Para o pesquisador Alessandro Borsagli, 35, no entanto, a população em geral aprova a canalização de rios devido à propaganda do poder público desde a década de 50. “Anos depois da cobertura do primeiro rio, uma enchente arrasou a capital, em 1929, e isso provou que aquilo não resolvia a questão das enchentes”, diz. Para ele, achar que canalizar os leitos d’água vai trazer benefícios viários e de saneamento é um equívoco.

Na memória da artista plástica Thereza Portes, 48, o fechamento do leito do córrego do Leitão, que nasce no bairro São Bento e passa sob a rua Padre Belchior, no centro, deixou tantas marcas que a motivou a promover a ação Nessa Rua Tem um Rio, que visa resgatar memórias de uma vida passada às margens do córrego.

“Foi uma catástrofe quando fecharam o rio”, relembra Thereza, que na época tinha 9 anos. “Ele foi bastante presente na minha infância. Minha mãe e uma tia-avó me contavam várias histórias, como a de uma vizinha que todos os dias ouvia música clássica em volume muito alto na beira do córrego e era a sensação da vizinhança”, rememora a coordenadora da ONG Undió.

Cursos d’água são tema de estudo

Uma equipe de pesquisadores coordenada pelo arquiteto espanhol Antonio Hoyuela Jayo realizou um estudo que reconta a história da construção de Belo Horizonte, no fim do século XIX, por meio dos mapas cartográficos desenvolvidos na época.

Foi a partir da cidade pensada naquele período pelo sanitarista Saturnino de Brito (1864-1929), que contemplava outra ideia para os rios que correm embaixo das ruas da capital mineira, que Jayo criou o projeto Utopia. A ação desenhou uma “nova BH” a partir da modernização dos mapas cartográficos.

FOTO: Arquivo Público Mineiro/Divulgação
Ribeirão Arrudas corria livre no bairro Esplanada, na região Leste

A ideia é valorizar os cursos d’água da cidade e estabelecer parâmetros de planejamento que, se tivessem sido seguidos ainda na virada do século XIX para o XX, fariam com que a capital tivesse mais áreas verdes, respeitando o traçado original dos seus rios.

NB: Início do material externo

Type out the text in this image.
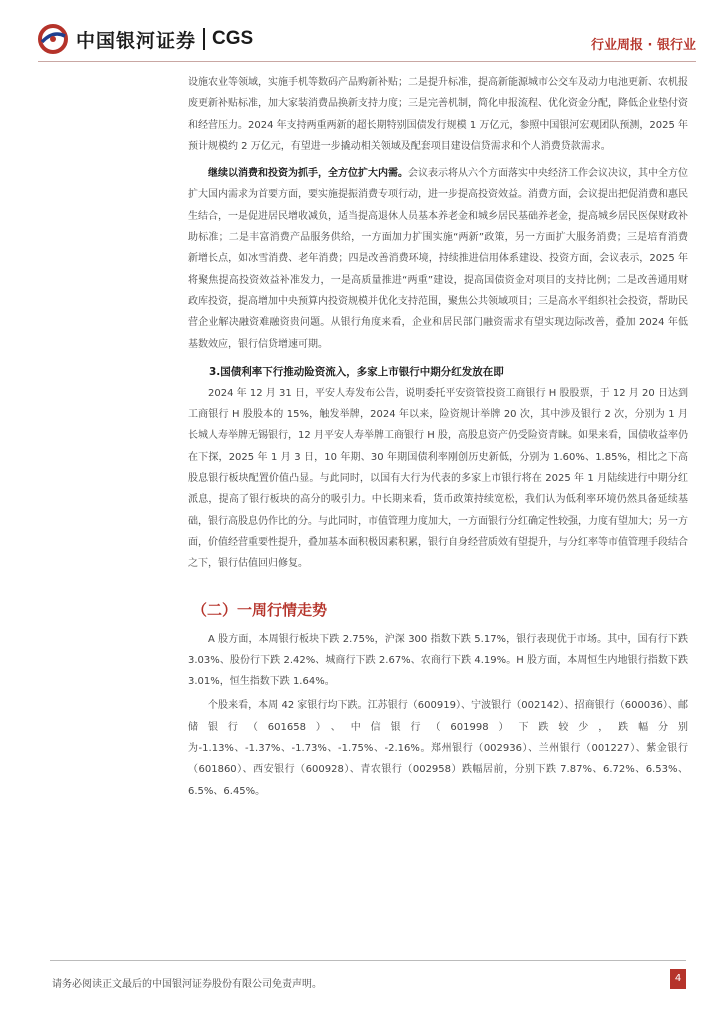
中国银河证券 CGS	行业周报 · 银行业

设施农业等领域，实施手机等数码产品购新补贴；二是提升标准，提高新能源城市公交车及动力电池更新、农机报废更新补贴标准，加大家装消费品换新支持力度；三是完善机制，简化申报流程、优化资金分配，降低企业垫付资和经营压力。2024 年支持两重两新的超长期特别国债发行规模 1 万亿元，参照中国银河宏观团队预测，2025 年预计规模约 2 万亿元，有望进一步撬动相关领域及配套项目建设信贷需求和个人消费贷款需求。

继续以消费和投资为抓手，全方位扩大内需。会议表示将从六个方面落实中央经济工作会议决议，其中全方位扩大国内需求为首要方面，要实施提振消费专项行动，进一步提高投资效益。消费方面，会议提出把促消费和惠民生结合，一是促进居民增收减负，适当提高退休人员基本养老金和城乡居民基础养老金，提高城乡居民医保财政补助标准；二是丰富消费产品服务供给，一方面加力扩围实施“两新”政策，另一方面扩大服务消费；三是培育消费新增长点，如冰雪消费、老年消费；四是改善消费环境，持续推进信用体系建设、投资方面，会议表示，2025 年将聚焦提高投资效益补准发力，一是高质量推进“两重”建设，提高国债资金对项目的支持比例；二是改善通用财政库投资，提高增加中央预算内投资规模并优化支持范围，聚焦公共领域项目；三是高水平组织社会投资，帮助民营企业解决融资难融资贵问题。从银行角度来看，企业和居民部门融资需求有望实现边际改善，叠加 2024 年低基数效应，银行信贷增速可期。

3.国债利率下行推动险资流入，多家上市银行中期分红发放在即

2024 年 12 月 31 日，平安人寿发布公告，说明委托平安资管投资工商银行 H 股股票，于 12 月 20 日达到工商银行 H 股股本的 15%，触发举牌，2024 年以来，险资规计举牌 20 次，其中涉及银行 2 次，分别为 1 月长城人寿举牌无锡银行，12 月平安人寿举牌工商银行 H 股，高股息资产仍受险资青睐。如果来看，国债收益率仍在下探，2025 年 1 月 3 日，10 年期、30 年期国债利率刚创历史新低，分别为 1.60%、1.85%，相比之下高股息银行板块配置价值凸显。与此同时，以国有大行为代表的多家上市银行将在 2025 年 1 月陆续进行中期分红派息，提高了银行板块的高分的吸引力。中长期来看，货币政策持续宽松，我们认为低利率环境仍然具备延续基础，银行高股息仍作比的分。与此同时，市值管理力度加大，一方面银行分红确定性较强，力度有望加大；另一方面，价值经营重要性提升，叠加基本面积极因素积累，银行自身经营质效有望提升，与分红率等市值管理手段结合之下，银行估值回归修复。

（二）一周行情走势

A 股方面，本周银行板块下跌 2.75%，沪深 300 指数下跌 5.17%，银行表现优于市场。其中，国有行下跌 3.03%、股份行下跌 2.42%、城商行下跌 2.67%、农商行下跌 4.19%。H 股方面，本周恒生内地银行指数下跌 3.01%，恒生指数下跌 1.64%。

个股来看，本周 42 家银行均下跌。江苏银行（600919）、宁波银行（002142）、招商银行（600036）、邮储银行（601658）、中信银行（601998）下跌较少，跌幅分别为-1.13%、-1.37%、-1.73%、-1.75%、-2.16%。郑州银行（002936）、兰州银行（001227）、紫金银行（601860）、西安银行（600928）、青农银行（002958）跌幅居前，分别下跌 7.87%、6.72%、6.53%、6.5%、6.45%。

请务必阅读正文最后的中国银河证券股份有限公司免责声明。
4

O projeto Utopia ainda faz parte de uma ação maior, chamado de Mapa Histórico Digital da Cidade de Belo Horizonte, que pretende aprofundar os conhecimentos sobre os trabalhos da Comissão Construtora da Nova Capital, presidida pelo engenheiro Aarão Reis (1853-1936), analisando e digitalizando os principais mapas das plantas do Curral del Rey.